Limitations & Future Work

  • Only node classification is evaluated: Other graph tasks such as graph classification and edge prediction are not addressed.
  • kNN computation is expensive on large graphs: The \(O(N^2)\) similarity computation is impractical at large scale.
  • Theoretical analysis is limited to linear prompts/classifiers: The equivalence relationship for nonlinear prompts (e.g., GNN prompt modules) is not analyzed.
  • Future directions: Approximate kNN for acceleration; extension to graph classification and link prediction; theoretical analysis of nonlinear prompt properties.
  • vs. GPPT: Representation-level prompt, theoretically equivalent to linear probing, and unstable across pretrained models.
  • vs. GPF/GPF+: Feature-level input prompts; also input-level but modifies only features, not topology.
  • vs. EdgePrompt: Also edge-level prompting, but uses fixed strategies rather than learnable kNN + bootstrapping.
  • vs.

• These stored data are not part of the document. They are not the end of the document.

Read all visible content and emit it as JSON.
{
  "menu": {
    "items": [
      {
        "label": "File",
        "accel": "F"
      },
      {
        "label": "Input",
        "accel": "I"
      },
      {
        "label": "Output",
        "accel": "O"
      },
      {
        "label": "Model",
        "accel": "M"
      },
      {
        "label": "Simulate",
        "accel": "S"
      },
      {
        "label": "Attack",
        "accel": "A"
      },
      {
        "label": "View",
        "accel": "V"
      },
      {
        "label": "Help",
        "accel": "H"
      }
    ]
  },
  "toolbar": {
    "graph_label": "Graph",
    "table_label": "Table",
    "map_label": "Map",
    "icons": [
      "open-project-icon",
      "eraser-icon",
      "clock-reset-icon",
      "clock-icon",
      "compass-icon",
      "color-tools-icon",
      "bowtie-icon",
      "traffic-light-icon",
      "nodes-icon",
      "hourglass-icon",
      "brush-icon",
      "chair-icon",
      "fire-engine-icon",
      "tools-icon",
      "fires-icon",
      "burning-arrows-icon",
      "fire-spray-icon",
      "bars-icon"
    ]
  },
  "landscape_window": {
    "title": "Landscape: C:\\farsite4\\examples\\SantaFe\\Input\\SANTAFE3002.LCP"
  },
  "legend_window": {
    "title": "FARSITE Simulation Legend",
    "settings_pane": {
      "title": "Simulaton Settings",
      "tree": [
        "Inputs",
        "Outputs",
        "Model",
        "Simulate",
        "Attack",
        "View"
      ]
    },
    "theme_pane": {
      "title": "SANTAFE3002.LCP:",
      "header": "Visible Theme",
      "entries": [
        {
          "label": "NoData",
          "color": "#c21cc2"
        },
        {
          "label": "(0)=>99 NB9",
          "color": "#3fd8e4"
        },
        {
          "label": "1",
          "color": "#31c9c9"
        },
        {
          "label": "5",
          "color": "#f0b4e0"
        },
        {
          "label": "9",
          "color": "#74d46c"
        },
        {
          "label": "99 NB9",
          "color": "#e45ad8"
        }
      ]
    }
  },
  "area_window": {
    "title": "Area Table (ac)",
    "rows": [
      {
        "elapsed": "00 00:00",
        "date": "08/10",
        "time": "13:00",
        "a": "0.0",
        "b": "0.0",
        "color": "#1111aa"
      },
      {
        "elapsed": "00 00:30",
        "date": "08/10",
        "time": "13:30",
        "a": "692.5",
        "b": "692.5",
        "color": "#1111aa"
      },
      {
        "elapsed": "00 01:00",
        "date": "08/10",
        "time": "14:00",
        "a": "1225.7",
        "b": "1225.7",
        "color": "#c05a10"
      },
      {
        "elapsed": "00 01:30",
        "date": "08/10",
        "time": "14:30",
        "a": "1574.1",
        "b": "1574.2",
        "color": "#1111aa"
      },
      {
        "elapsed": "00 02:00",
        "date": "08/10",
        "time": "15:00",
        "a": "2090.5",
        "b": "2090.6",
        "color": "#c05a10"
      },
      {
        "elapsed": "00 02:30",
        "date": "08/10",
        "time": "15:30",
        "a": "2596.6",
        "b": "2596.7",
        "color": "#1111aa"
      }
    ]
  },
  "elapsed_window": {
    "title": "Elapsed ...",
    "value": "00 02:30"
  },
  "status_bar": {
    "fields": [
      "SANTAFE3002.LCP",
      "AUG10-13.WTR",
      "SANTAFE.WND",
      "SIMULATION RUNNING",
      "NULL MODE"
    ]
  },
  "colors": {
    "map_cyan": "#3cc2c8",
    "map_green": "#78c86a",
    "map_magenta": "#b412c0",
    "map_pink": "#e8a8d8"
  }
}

Linear probe: UniPrompt significantly outperforms linear probing on heterophilic graphs, demonstrating the additional value of input-level prompts.

Rating

  • Novelty: ⭐⭐⭐⭐ The theoretical analysis ("representation-level prompts = linear probes") is original; the method design (kNN topological prompts + bootstrapping) is relatively natural.
  • Experimental Thoroughness: ⭐⭐⭐⭐ 9 datasets × 3 pretrained models, in-domain + cross-domain, with comprehensive ablations.
  • Writing Quality: ⭐⭐⭐⭐ The chain from motivating experiments → theoretical analysis → method design is clear.
  • Value: ⭐⭐⭐⭐ Provides a unified theoretical perspective and practical method for graph prompt learning.